Romney is a friend of one of Trump’s primary challengers, Bill Weld. Weld served as Massachusetts governor before Romney’s term in office. In an April interview, Romney declined to say if he would get behind the long-shot candidate.

On Thursday, Romney told CNN that he’s concerned about the move by several states to cancel their primary contests. The cancellations are seen as a bid to help President Trump as he faces challenges from Weld, former Illinois Rep. Joe Walsh and former South Carolina congressman and Gov. Mark Sanford.

“I would far prefer having an open primary, caucus, convention process … where people can be heard,” said Romney, who reiterated that he’s not running himself

Past criticism of President Trump

Romney was an outspoken critic of Trump’s in the 2016 campaign. He then flirted with the notion of becoming the President’s secretary of state before the President chose Rex Tillerson for the job.

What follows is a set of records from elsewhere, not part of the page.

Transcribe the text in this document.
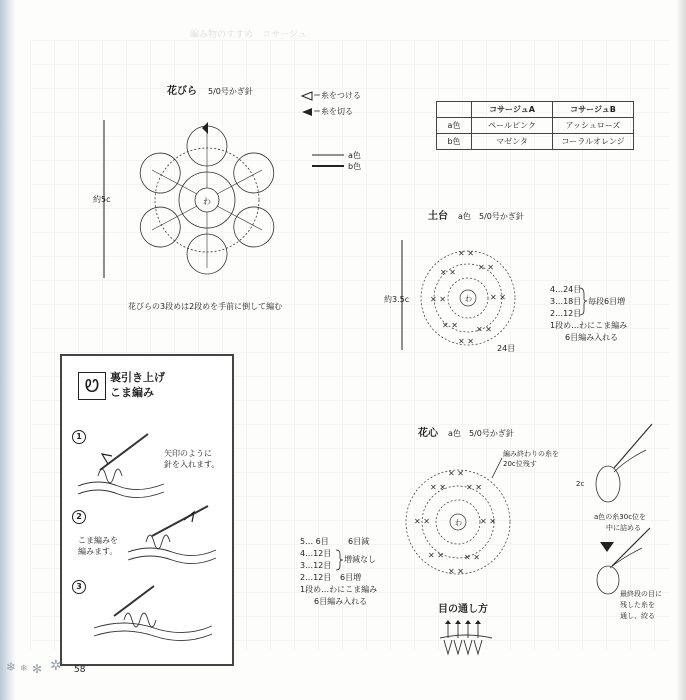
編み物のすすめ　コサージュ
花びら 5/0号かぎ針	＝糸をつける
＝糸を切る
a色
b色
約5c	わ
花びらの3段めは2段めを手前に倒して編む
	コサージュA	コサージュB
a色	ペールピンク	アッシュローズ
b色	マゼンタ	コーラルオレンジ
土台 a色 5/0号かぎ針
約3.5c	わ
✕ ✕
✕ ✕
✕ ✕	✕ ✕
✕ ✕ ✕ ✕
✕ ✕
✕ ✕
24目
4…24目
3…18目
2…12目
1段め…わにこま編み
6目編み入れる
毎段6目増
Ꮼ 裏引き上げ
こま編み
1
矢印のように
針を入れます。
2
こま編みを
編みます。
3
花心 a色 5/0号かぎ針
編み終わりの糸を
20c位残す
わ
✕ ✕	✕ ✕
✕ ✕	✕ ✕
✕ ✕	✕ ✕
✕ ✕
✕ ✕
5… 6目
4…12目
3…12目
2…12目
1段め…わにこま編み
6目編み入れる
6目減
増減なし
6目増
2c
a色の糸30c位を
中に詰める
最終段の目に
残した糸を
通し、絞る
目の通し方
❄ ❄ ✻ ✲ 58
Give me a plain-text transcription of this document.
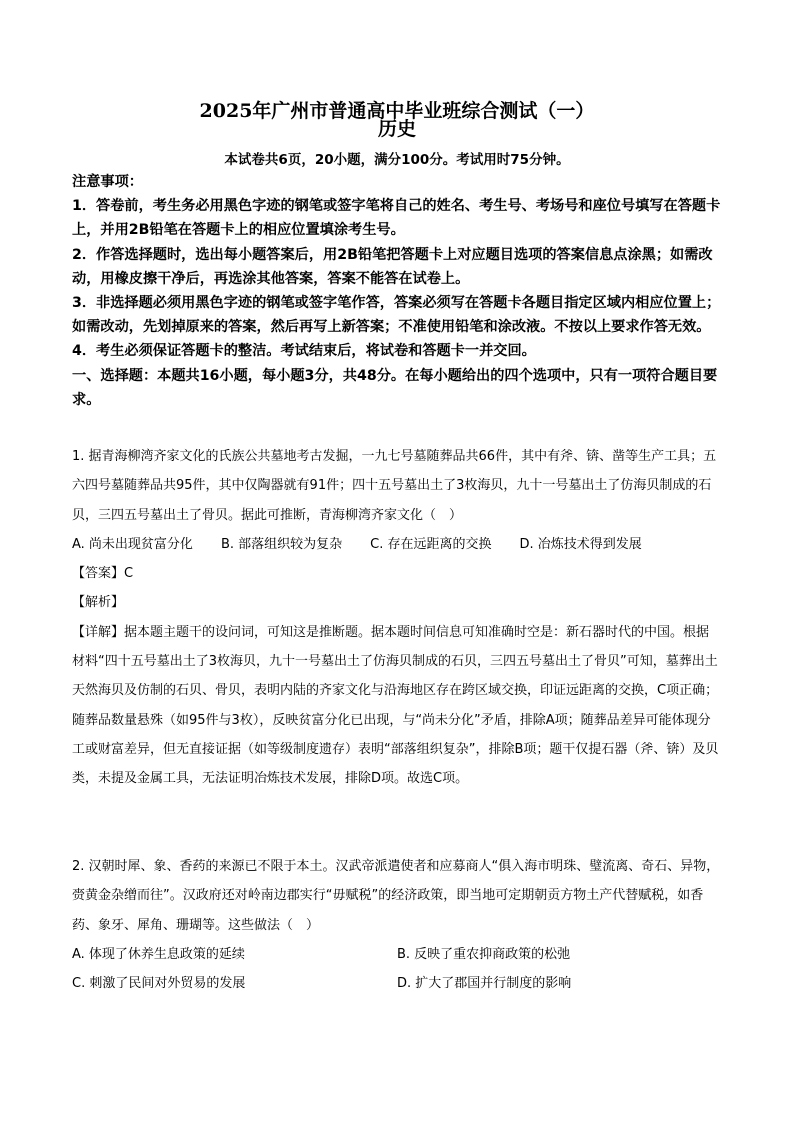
2025年广州市普通高中毕业班综合测试（一）
历史
本试卷共6页，20小题，满分100分。考试用时75分钟。

注意事项：

1．答卷前，考生务必用黑色字迹的钢笔或签字笔将自己的姓名、考生号、考场号和座位号填写在答题卡上，并用2B铅笔在答题卡上的相应位置填涂考生号。

2．作答选择题时，选出每小题答案后，用2B铅笔把答题卡上对应题目选项的答案信息点涂黑；如需改动，用橡皮擦干净后，再选涂其他答案，答案不能答在试卷上。

3．非选择题必须用黑色字迹的钢笔或签字笔作答，答案必须写在答题卡各题目指定区域内相应位置上；如需改动，先划掉原来的答案，然后再写上新答案；不准使用铅笔和涂改液。不按以上要求作答无效。

4．考生必须保证答题卡的整洁。考试结束后，将试卷和答题卡一并交回。

一、选择题：本题共16小题，每小题3分，共48分。在每小题给出的四个选项中，只有一项符合题目要求。

1. 据青海柳湾齐家文化的氏族公共墓地考古发掘，一九七号墓随葬品共66件，其中有斧、锛、凿等生产工具；五六四号墓随葬品共95件，其中仅陶器就有91件；四十五号墓出土了3枚海贝，九十一号墓出土了仿海贝制成的石贝，三四五号墓出土了骨贝。据此可推断，青海柳湾齐家文化（　）

A. 尚未出现贫富分化 B. 部落组织较为复杂 C. 存在远距离的交换 D. 冶炼技术得到发展

【答案】C

【解析】

【详解】据本题主题干的设问词，可知这是推断题。据本题时间信息可知准确时空是：新石器时代的中国。根据材料“四十五号墓出土了3枚海贝，九十一号墓出土了仿海贝制成的石贝，三四五号墓出土了骨贝”可知，墓葬出土天然海贝及仿制的石贝、骨贝，表明内陆的齐家文化与沿海地区存在跨区域交换，印证远距离的交换，C项正确；随葬品数量悬殊（如95件与3枚），反映贫富分化已出现，与“尚未分化”矛盾，排除A项；随葬品差异可能体现分工或财富差异，但无直接证据（如等级制度遗存）表明“部落组织复杂”，排除B项；题干仅提石器（斧、锛）及贝类，未提及金属工具，无法证明冶炼技术发展，排除D项。故选C项。

2. 汉朝时犀、象、香药的来源已不限于本土。汉武帝派遣使者和应募商人“俱入海市明珠、璧流离、奇石、异物，赍黄金杂缯而往”。汉政府还对岭南边郡实行“毋赋税”的经济政策，即当地可定期朝贡方物土产代替赋税，如香药、象牙、犀角、珊瑚等。这些做法（　）

A. 体现了休养生息政策的延续	B. 反映了重农抑商政策的松弛
C. 刺激了民间对外贸易的发展	D. 扩大了郡国并行制度的影响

On the eve of starting his job as a freshman Utah senator, Romney wrote an opinion piece bashing Trump’s actions and questioning his character, saying he had “not risen to the mantle of the office.”

And after the Mueller report came out, Romney offered perhaps the toughest criticism of any Republican lawmaker, saying he was “sickened at the extent and pervasiveness of dishonesty and misdirection by individuals in the highest office of the land, including the President.”

Yet Romney only periodically spars with Trump. He often votes to back the President’s nominees. Romney has supported Mr. Trump’s policies and has shied away from criticizing even some of the more controversial Trump tweets.

Critics turned supporters

Other Trump critics have now become allies of the President. For instance, after lashing Trump repeatedly in 2016 and warning voters about the threat Trump posed to the country, Sen. Ben Sasse received the President’s endorsement for his Senate reelection campaign. This, after the Nebraska Republican mostly avoided criticizing the President this year.

Republican Sen. Lindsey Graham of South Carolina, once a fierce critic of Trump’s, is now one of his closest confidantes. Asked Thursday if he’s concerned that some state primaries are being canceled in 2020, Graham said it’s been done in the past and that Trump has been a “good President so I’m all good with that.”